Patientant au soleil devant les bureaux de vote, les Cairotes, champions de l'abstention sous Hosni Moubarak, participaient en masse samedi à un référendum en savourant leur toute nouvelle liberté, qu'ils soient pour ou contre la révision constitutionnelle proposée.
"Plus personne n'a peur, les gens sortent voter sans craindre les baltaguiya", s'extasie Fawquiya Mohammed, soulagée de l'absence de ces hommes de main de l'ancien régime qui terrorisaient électeurs et opposants.
"Avant, c'était joué d'avance, alors on s'épargnait le trajet", sourit Magda Malak Salib.
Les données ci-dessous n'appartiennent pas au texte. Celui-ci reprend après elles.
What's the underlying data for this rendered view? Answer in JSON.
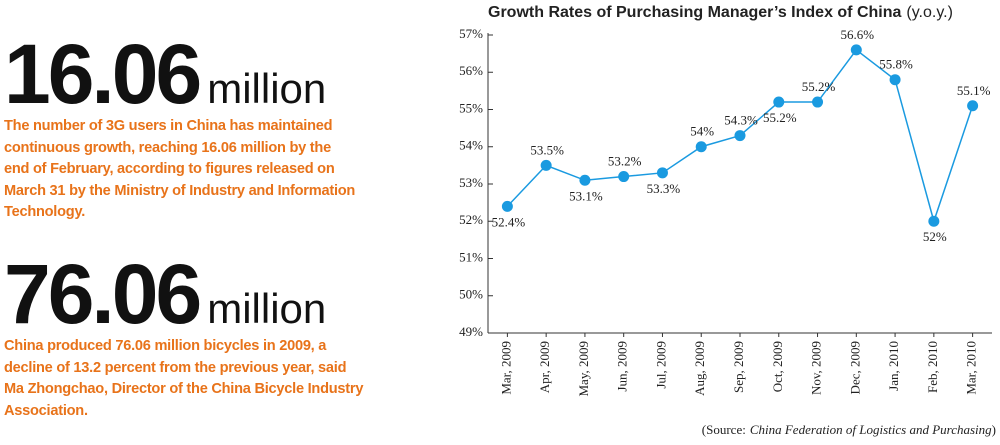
{
  "stats": [
    {
      "number": "16.06",
      "unit": "million",
      "lines": [
        "The number of 3G users in China has maintained",
        "continuous growth, reaching 16.06 million by the",
        "end of February, according to figures released on",
        "March 31 by the Ministry of Industry and Information",
        "Technology."
      ]
    },
    {
      "number": "76.06",
      "unit": "million",
      "lines": [
        "China produced 76.06 million bicycles in 2009, a",
        "decline of 13.2 percent from the previous year, said",
        "Ma Zhongchao, Director of the China Bicycle Industry",
        "Association."
      ]
    }
  ],
  "chart_data": {
    "type": "line",
    "title": "Growth Rates of Purchasing Manager’s Index of China",
    "subtitle": "(y.o.y.)",
    "categories": [
      "Mar, 2009",
      "Apr, 2009",
      "May, 2009",
      "Jun, 2009",
      "Jul, 2009",
      "Aug, 2009",
      "Sep, 2009",
      "Oct, 2009",
      "Nov, 2009",
      "Dec, 2009",
      "Jan, 2010",
      "Feb, 2010",
      "Mar, 2010"
    ],
    "values": [
      52.4,
      53.5,
      53.1,
      53.2,
      53.3,
      54,
      54.3,
      55.2,
      55.2,
      56.6,
      55.8,
      52,
      55.1
    ],
    "value_labels": [
      "52.4%",
      "53.5%",
      "53.1%",
      "53.2%",
      "53.3%",
      "54%",
      "54.3%",
      "55.2%",
      "55.2%",
      "56.6%",
      "55.8%",
      "52%",
      "55.1%"
    ],
    "color": "#1a9ae0",
    "ylim": [
      49,
      57
    ],
    "yticks": [
      {
        "value": 49,
        "label": "49%"
      },
      {
        "value": 50,
        "label": "50%"
      },
      {
        "value": 51,
        "label": "51%"
      },
      {
        "value": 52,
        "label": "52%"
      },
      {
        "value": 53,
        "label": "53%"
      },
      {
        "value": 54,
        "label": "54%"
      },
      {
        "value": 55,
        "label": "55%"
      },
      {
        "value": 56,
        "label": "56%"
      },
      {
        "value": 57,
        "label": "57%"
      }
    ],
    "grid": false,
    "source": {
      "label": "(Source:",
      "name": "China Federation of Logistics and Purchasing",
      "close": ")"
    }
  }
}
A 73 ans et 61 ans, les deux Egyptiennes votent pour la première fois de leur vie.Pour elles, comme pour l'écrasante majorité des personnes interrogées dans une école transformée en bureau de vote à Imbaba, un quartier populaire de la capitale, ce sera oui aux amendements. "Le pays est à l'arrêt, le gouvernement provisoire n'arrive pas à prendre de décisions.La stabilité est essentielle", fait valoir Ali Hassan, 38 ans.
Les Egyptiens doivent se prononcer sur des amendements constitutionnels proposés par une commission de juristes nommée par l'armée, qui gère le pays depuis la chute du président Hosni Moubarak le 11 février.
Cette révision allège notamment les conditions de candidature à la présidence et réduit le mandat présidentiel de six à quatre ans.
"L'armée n'a pas que ça à faire, il faut avant tout qu'elle protège le pays des menaces extérieures", estime Kamal Salem Orabi, un directeur d'école. "Après ça, on pourra changer la Constitution en prenant notre temps.La place Tahrir est toujours là" si les promesses de démocratisation ne sont pas tenues, assure-t-il.
Mais sur l'autre rive du Nil, dans le quartier chic de Zamalek, nombreux sont ceux à dire qu'ils voteront "évidemment non".
"Bien sûr que je vote non.Il faut une nouvelle Constitution.Ces histoires selon lesquelles ce serait le chaos si le non l'emporte, ce sont des foutaises", s'emporte Heba al-Sayed. "Et puis je doute des intentions du Conseil suprême (des forces armées).Ses dirigeants faisaient quand même partie de l'ancien régime", ajoute-t-elle, en demandant la formation d'un conseil présidentiel qui gèrerait le pays pendant une période de transition prolongée et une assemblée constituante.
Plusieurs centaines de personnes attendaient patiemment de voter dans une ambiance détendue à Zamalek.Selon un soldat, les premiers électeurs sont arrivés une demi-heure avant l'ouverture.
L'affluence était tout aussi importante dans d'autres quartiers du Caire.
A Boulaq Aboul-Ela, les responsables d'un bureau de vote se disaient surpris et émerveillés de l'affluence."C'est la première fois qu'on voit une chose pareille", dit l'un d'entre eux. Une longue file s'étendait également dans la cour d'une école du quartier aisé de Garden City.Soeur Suzanne, une religieuse de la congrégation de la Mère de Dieu, arbore fièrement son pouce taché d'encre, preuve qu'elle a mis son bulletin dans l'urne. "Je ne veux pas d'amendements, je veux un changement, un vrai, un radical", explique-t-elle.
Mais juste à côté, assis sur une chaise à l'ombre, Mohammed Mouwafi, 75 ans, assure que "ceux qui votent non ont des agendas: certains veulent former des partis, d'autres se présenter à la présidence".
"Nous, on veut travailler", tranche-t-il."J'ai toujours voté mais j'ai aussi toujours su que ma voix irait à la poubelle.Aujourd'hui, pour la première fois, il y a un enjeu et ma voix va compter.Ce pays est redevenu le nôtre", se réjouit-il.
Les résultats sont attendus dimanche, selon la commission électorale.
Une heure après l'ouverture des bureaux de vote, les urnes étaient à moitié pleines dans plusieurs écoles.